Eliot Spitzer targets fraud on Wall Street, in the mutual-fund business, and in the insurance industry. He says he wants the marketplace to work more efficiently, honestly, and fairly. Spitzer's methods offer lessons for fraud examiners.  

Some have called him a "champion of the people" who fights for the little guy ignored by big business. others say he's an ambitious polititician whose attacks on u.s. companies cause unneeded instability. Regardless, New York state attorney general Eliot Spitzer's investigations into alleged improprieties and fraud on Wall Street, in the mutual-fund business, and, most recently, in the insurance industry, have had impressive and speedy results.

In 2003, 10 Wall Street securities firms paid a $1.4 billion settlement after Spitzer's allegations that they and others had distributed misleading stock research to investors.

In an ongoing mutual fund investigation, Spitzer has negotiated scores of financial settlements with companies that he said have potentially cost mutual fund shareholders billions of dollars annually. When first announcing evidence of widespread illegal trading schemes in September of 2003, Spitzer said that the "mutual fund industry operates on a double standard. Certain companies and individuals have been given the opportunity to manipulate the system. They make illegal after-hours trades and improperly exploit market swings in ways that harm ordinary long-term investors." The investigation focuses on practices known as "late trading" and "market timing." (See sidebar on page 39.)

And then on October 14 of last year, Spitzer sued the nation's leading insurance commercial brokerage firm, Marsh & McLennan Companies, alleging that it steered unsuspecting clients to insurers with whom it had lucrative payoff agreements and that it solicited rigged bids for insurance contracts.

At the time, Spitzer said that "the insurance industry needs to take a long, hard look at itself.
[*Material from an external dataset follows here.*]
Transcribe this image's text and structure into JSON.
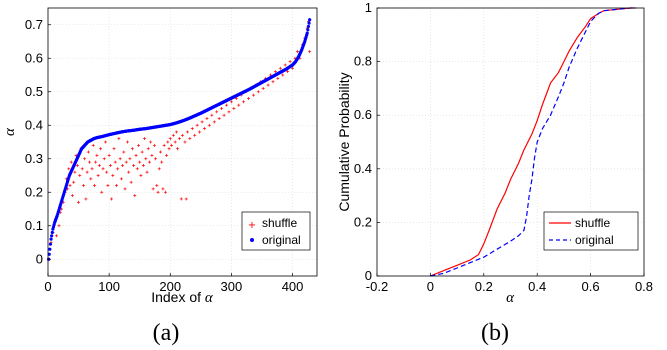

If the practices identified in our suit are as widespread as they appear to be, then the industry's fundamental business model needs major corrective action and reform."

The civil complaint alleged that Marsh received special payments from insurance companies that were above and beyond normal sales commissions. These payments - known as "contingent commissions" - were characterized as compensation for "market services." Insurance industry representatives, according to the N.Y. attorney general's office, defended this long-standing practice as acceptable and even beneficial to clients.
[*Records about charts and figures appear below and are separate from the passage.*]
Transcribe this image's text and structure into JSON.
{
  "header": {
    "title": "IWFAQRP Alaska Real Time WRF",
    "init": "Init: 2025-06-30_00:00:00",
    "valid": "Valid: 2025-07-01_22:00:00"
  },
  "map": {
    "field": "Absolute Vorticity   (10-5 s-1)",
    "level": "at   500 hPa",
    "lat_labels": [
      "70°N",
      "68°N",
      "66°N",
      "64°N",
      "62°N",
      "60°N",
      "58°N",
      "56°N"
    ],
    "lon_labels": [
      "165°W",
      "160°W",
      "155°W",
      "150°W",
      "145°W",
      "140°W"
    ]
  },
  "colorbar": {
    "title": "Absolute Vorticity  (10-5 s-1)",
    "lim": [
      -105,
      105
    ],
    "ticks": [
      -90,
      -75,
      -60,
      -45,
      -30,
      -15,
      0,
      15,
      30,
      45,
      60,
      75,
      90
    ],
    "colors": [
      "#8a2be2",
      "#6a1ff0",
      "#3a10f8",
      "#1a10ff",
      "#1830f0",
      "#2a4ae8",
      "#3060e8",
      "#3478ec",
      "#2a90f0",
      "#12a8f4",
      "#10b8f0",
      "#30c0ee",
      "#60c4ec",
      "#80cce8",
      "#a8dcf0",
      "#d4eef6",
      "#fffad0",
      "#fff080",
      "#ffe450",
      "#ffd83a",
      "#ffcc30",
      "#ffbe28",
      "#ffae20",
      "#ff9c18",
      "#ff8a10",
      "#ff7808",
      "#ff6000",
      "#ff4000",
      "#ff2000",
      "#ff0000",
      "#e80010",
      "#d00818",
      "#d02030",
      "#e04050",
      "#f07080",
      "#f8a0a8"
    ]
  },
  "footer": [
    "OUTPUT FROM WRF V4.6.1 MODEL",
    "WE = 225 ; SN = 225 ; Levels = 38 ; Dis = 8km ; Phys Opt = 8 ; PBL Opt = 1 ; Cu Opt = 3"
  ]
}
But the civil complaint said that in addition to steering business to its insurance company partners, Marsh, at times, solicited fake bids, which deceived its customers into thinking that true competition had taken place. Marsh did this even as it claimed in public statements that its "guiding principle" was to always consider its client's best interests.

According to the complaint, Marsh collected approximately $800 million in contingent commissions in 2003. Spitzer's civil complaint seeks an end to steering and bid rigging, disgorgement of improper payments, restitution, and punitive damages.

About 10 days after Spitzer's suit against Marsh, its chairman and chief executive resigned. On November 18, five of Marsh's executive board members stepped down. At that point, the company took a 40 percent drop in the stock market and began laying off 3,000 employees.